Gabon, longtemps habitué à importer ses véhicules comme on importe la pluie en saison sèche, pourrait bientôt changer de trajectoire industrielle. Le 31 janvier 2026, le ministre d’État en charge des Transports, Ulrich Manfoumbi Manfoumbi, a ouvert les portes de son cabinet à une délégation chinoise de la société ZMEV Limited, conduite au Gabon par son partenaire économique local, AZMAT. Une rencontre qui sonne comme un premier coup de clé dans le moteur d’une ambition industrielle nouvelle.
Spécialisée dans l’assemblage de véhicules automobiles, ZMEV Limited couvre un large spectre, des véhicules légers aux poids lourds, et revendique un savoir-faire déjà éprouvé sur le continent africain. De la Côte d’Ivoire au Ghana, du Kenya à l’Égypte, l’entreprise a semé ses usines comme autant de balises industrielles. Le Gabon, à son tour, est désormais invité à entrer dans cette cartographie stratégique.
Au cœur des échanges, ZMEV Limited a dévoilé son projet d’implantation d’une usine d’assemblage de véhicules sur le sol gabonais. Plus qu’un simple investissement, le projet est présenté comme une mécanique progressive, pensée pour ancrer durablement la valeur ajoutée localement et faire monter en régime les compétences nationales.
Le déploiement est prévu en trois phases, à partir de l’année 2027. La première phase prévoit que 30 % de l’assemblage des véhicules soit réalisé localement, amorçant ainsi le transfert industriel. La deuxième phase, véritable zone d’accélération, misera sur la montée en capacité de production et le transfert structuré de compétences vers la main-d’œuvre gabonaise. Enfin, la phase finale, projetée à l’horizon 2036, ambitionne un taux d’assemblage local de 90 %, transformant le Gabon d’importateur passif en acteur industriel affirmé.

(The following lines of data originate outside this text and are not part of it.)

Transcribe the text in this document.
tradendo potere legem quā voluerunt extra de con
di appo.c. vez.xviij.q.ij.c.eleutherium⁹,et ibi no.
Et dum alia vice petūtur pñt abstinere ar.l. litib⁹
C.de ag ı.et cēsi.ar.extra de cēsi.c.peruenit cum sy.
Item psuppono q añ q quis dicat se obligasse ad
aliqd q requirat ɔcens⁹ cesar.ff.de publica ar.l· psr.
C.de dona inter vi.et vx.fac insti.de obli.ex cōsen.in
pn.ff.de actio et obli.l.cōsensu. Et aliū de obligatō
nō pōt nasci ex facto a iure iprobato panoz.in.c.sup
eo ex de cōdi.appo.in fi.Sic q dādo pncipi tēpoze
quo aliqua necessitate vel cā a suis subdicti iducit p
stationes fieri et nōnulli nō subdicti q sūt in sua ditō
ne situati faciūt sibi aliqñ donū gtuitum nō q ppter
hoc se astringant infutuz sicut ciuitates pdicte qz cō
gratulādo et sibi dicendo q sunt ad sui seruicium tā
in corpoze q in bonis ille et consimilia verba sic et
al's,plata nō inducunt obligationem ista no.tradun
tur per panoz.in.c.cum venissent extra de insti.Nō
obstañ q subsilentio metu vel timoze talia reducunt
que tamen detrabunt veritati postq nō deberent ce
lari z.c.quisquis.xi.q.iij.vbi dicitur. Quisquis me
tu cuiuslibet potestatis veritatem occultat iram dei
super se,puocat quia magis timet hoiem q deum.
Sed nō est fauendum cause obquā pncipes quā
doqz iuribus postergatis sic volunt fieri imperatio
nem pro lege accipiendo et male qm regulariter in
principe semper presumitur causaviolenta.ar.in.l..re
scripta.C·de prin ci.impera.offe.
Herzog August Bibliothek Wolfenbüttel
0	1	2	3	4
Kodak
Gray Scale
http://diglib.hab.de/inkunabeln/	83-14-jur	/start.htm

Pour les autorités gabonaises, ce projet s’inscrit dans la volonté de diversifier l’économie et de réduire la dépendance aux importations. À terme, l’usine pourrait générer des emplois, stimuler la sous-traitance locale et faire naître un écosystème industriel autour de l’automobile. Si les promesses se concrétisent, ZMEV Limited pourrait bien aider le Gabon à passer de la route de l’importation à l’autoroute de l’industrialisation. Cette perspective industrielle, encore à l’état de promesse, sera scrutée avec attention par l’opinion publique et les acteurs économiques. Elle pose aussi la question des infrastructures, de l’énergie, de la formation et de la gouvernance. Autant de boulons à serrer pour éviter que l’usine annoncée ne reste un simple mirage industriel capable de nourrir l’espoir sans jamais transformer la matière économique nationale durablement ni améliorer concrètement la vie des citoyens.